Why Junior College Terminal Education?, a volume prepared for the Commission of Junior College Terminal Education, is packed with statements of educators and laymen endorsing the junior college movement as a needed community service.
3. There is a growing trend, stronger in some areas than in others (California and Michigan), for the establishment of a junior college in every community, and indications are that eventually two years will be added to public schools everywhere.
4. This would shift and strengthen the basis of Pine Mountain’s appeal for funds since it will probably be some time before Kentucky will be in a position to establish public junior colleges unless they are financed by federal funds.
5. With a modest increase in tuition, it might be expected that the present annual deficit would be decreased. With proper accrediting (1) it would seem that the School would attract a large number from within a short radius, without violating its purpose to make opportunity available to the financially limited.
6. There is need for the expansion on junior college level of cultural experiences now provided to a certain degree by Pine Mountain on the high school level.
7. A local college in Harlan County (population 75,000) might also be an incentive for continuation in school by some who, desiring college, saw no way of realizing this desire.

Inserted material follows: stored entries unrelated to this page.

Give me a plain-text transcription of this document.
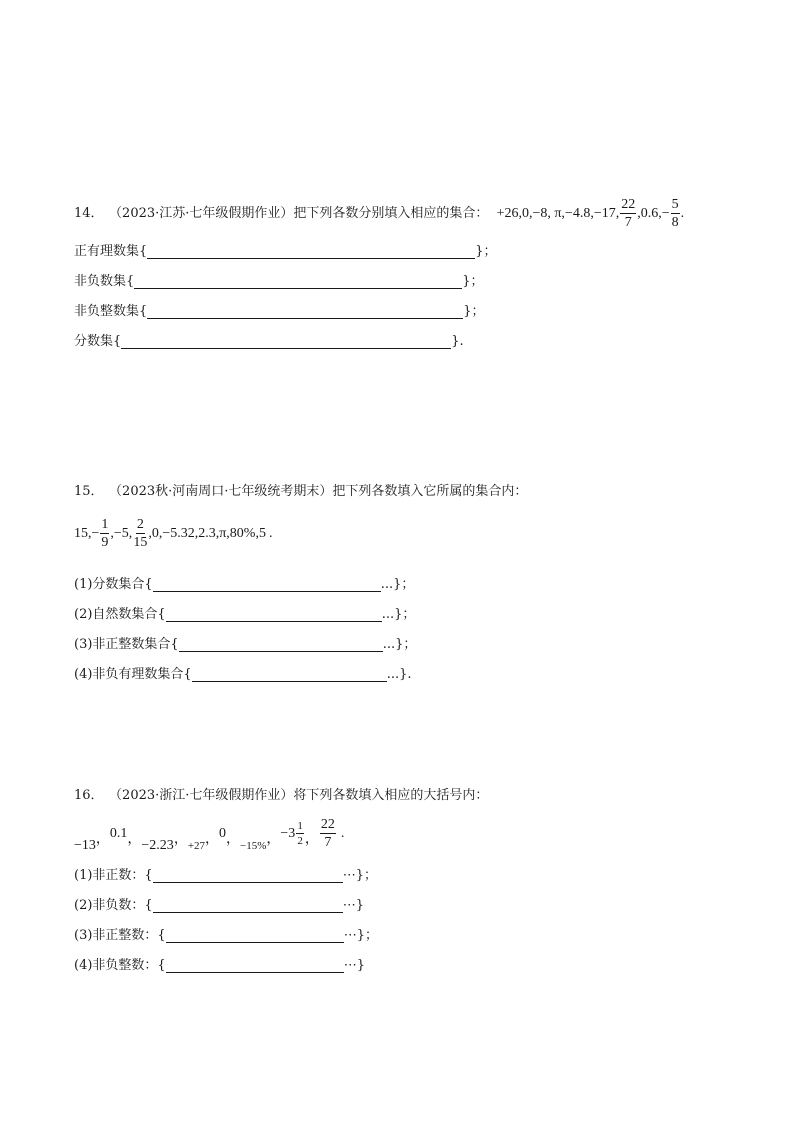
14． （2023·江苏·七年级假期作业）把下列各数分别填入相应的集合： +26,0,−8, π,−4.8,−17, $\frac{22}{7} ,0.6,- \frac{5}{8}$ .
正有理数集{	}；
非负数集{	}；
非负整数集{	}；
分数集{	}.
15． （2023秋·河南周口·七年级统考期末）把下列各数填入它所属的集合内：
$15,- \frac{1}{9} ,-5$, $\frac{2}{15} ,0,-5.32,2.3,\pi,80\%,5$ .
(1)分数集合{	...}；
(2)自然数集合{	...}；
(3)非正整数集合{	...}；
(4)非负有理数集合{	...}.
16． （2023·浙江·七年级假期作业）将下列各数填入相应的大括号内：
−13，0.1，−2.23，$_{+27}$，0，$_{-15\%}$，$-3 \frac{1}{2}$ ， $\frac{22}{7}$ .
(1)非正数：{	⋯}；
(2)非负数：{	⋯}
(3)非正整数：{	⋯}；
(4)非负整数：{	⋯}
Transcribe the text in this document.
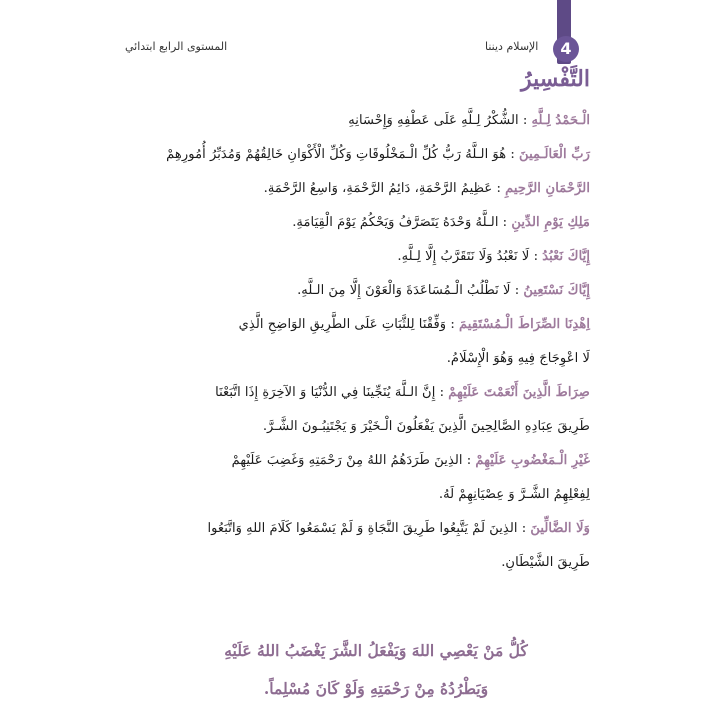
4
الإسلام ديننا
المستوى الرابع ابتدائي
التَّفْسِيرُ
الْـحَمْدُ لِـلَّهِ : الشُّكْرُ لِـلَّهِ عَلَى عَطْفِهِ وَإِحْسَانِهِ
رَبِّ الْعَالَـمِينَ : هُوَ الـلَّهُ رَبُّ كُلِّ الْـمَخْلُوقَاتِ وَكُلِّ الْأَكْوَانِ خَالِقُهُمْ وَمُدَبِّرُ أُمُورِهِمْ
الرَّحْمَانِ الرَّحِيمِ : عَظِيمُ الرَّحْمَةِ، دَائِمُ الرَّحْمَةِ، وَاسِعُ الرَّحْمَةِ.
مَلِكِ يَوْمِ الدِّينِ : الـلَّهُ وَحْدَهُ يَتَصَرَّفُ وَيَحْكُمُ يَوْمَ الْقِيَامَةِ.
إِيَّاكَ نَعْبُدُ : لَا نَعْبُدُ وَلَا نَتَقَرَّبُ إِلَّا لِـلَّهِ.
إِيَّاكَ نَسْتَعِينُ : لَا نَطْلُبُ الْـمُسَاعَدَةَ وَالْعَوْنَ إِلَّا مِنَ الـلَّهِ.
اِهْدِنَا الصِّرَاطَ الْـمُسْتَقِيمَ : وَفِّقْنَا لِلثَّبَاتِ عَلَى الطَّرِيقِ الوَاضِحِ الَّذِي
لَا اعْوِجَاجَ فِيهِ وَهُوَ الْإِسْلَامُ.
صِرَاطَ الَّذِينَ أَنْعَمْتَ عَلَيْهِمْ : إِنَّ الـلَّهَ يُنَجِّينَا فِي الدُّنْيَا وَ الآخِرَةِ إِذَا اتَّبَعْنَا
طَرِيقَ عِبَادِهِ الصَّالِحِينَ الَّذِينَ يَفْعَلُونَ الْـخَيْرَ وَ يَجْتَنِبُـونَ الشَّـرَّ.
غَيْرِ الْـمَغْضُوبِ عَلَيْهِمْ : الذِينَ طَرَدَهُمُ اللهُ مِنْ رَحْمَتِهِ وَغَضِبَ عَلَيْهِمْ
لِفِعْلِهِمُ الشَّـرَّ وَ عِصْيَانِهِمْ لَهُ.
وَلَا الضَّالِّينَ : الذِينَ لَمْ يَتَّبِعُوا طَرِيقَ النَّجَاةِ وَ لَمْ يَسْمَعُوا كَلَامَ اللهِ وَاتَّبَعُوا
طَرِيقَ الشَّيْطَانِ.
كُلُّ مَنْ يَعْصِي اللهَ وَيَفْعَلُ الشَّرَ يَغْضَبُ اللهُ عَلَيْهِ
وَيَطْرُدُهُ مِنْ رَحْمَتِهِ وَلَوْ كَانَ مُسْلِماً.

8. According to the constitution and standards of the Southern Association of Secondary Schools and Colleges, there would not seem to be any serious difficulty in the way of Pine Mountain’s being accredited at relatively small expense. The most serious obstacle, endowment, is easily met. The plant proper is probably superior to many junior college plants in this region. Only slight changes in personnel and equipment would be necessary.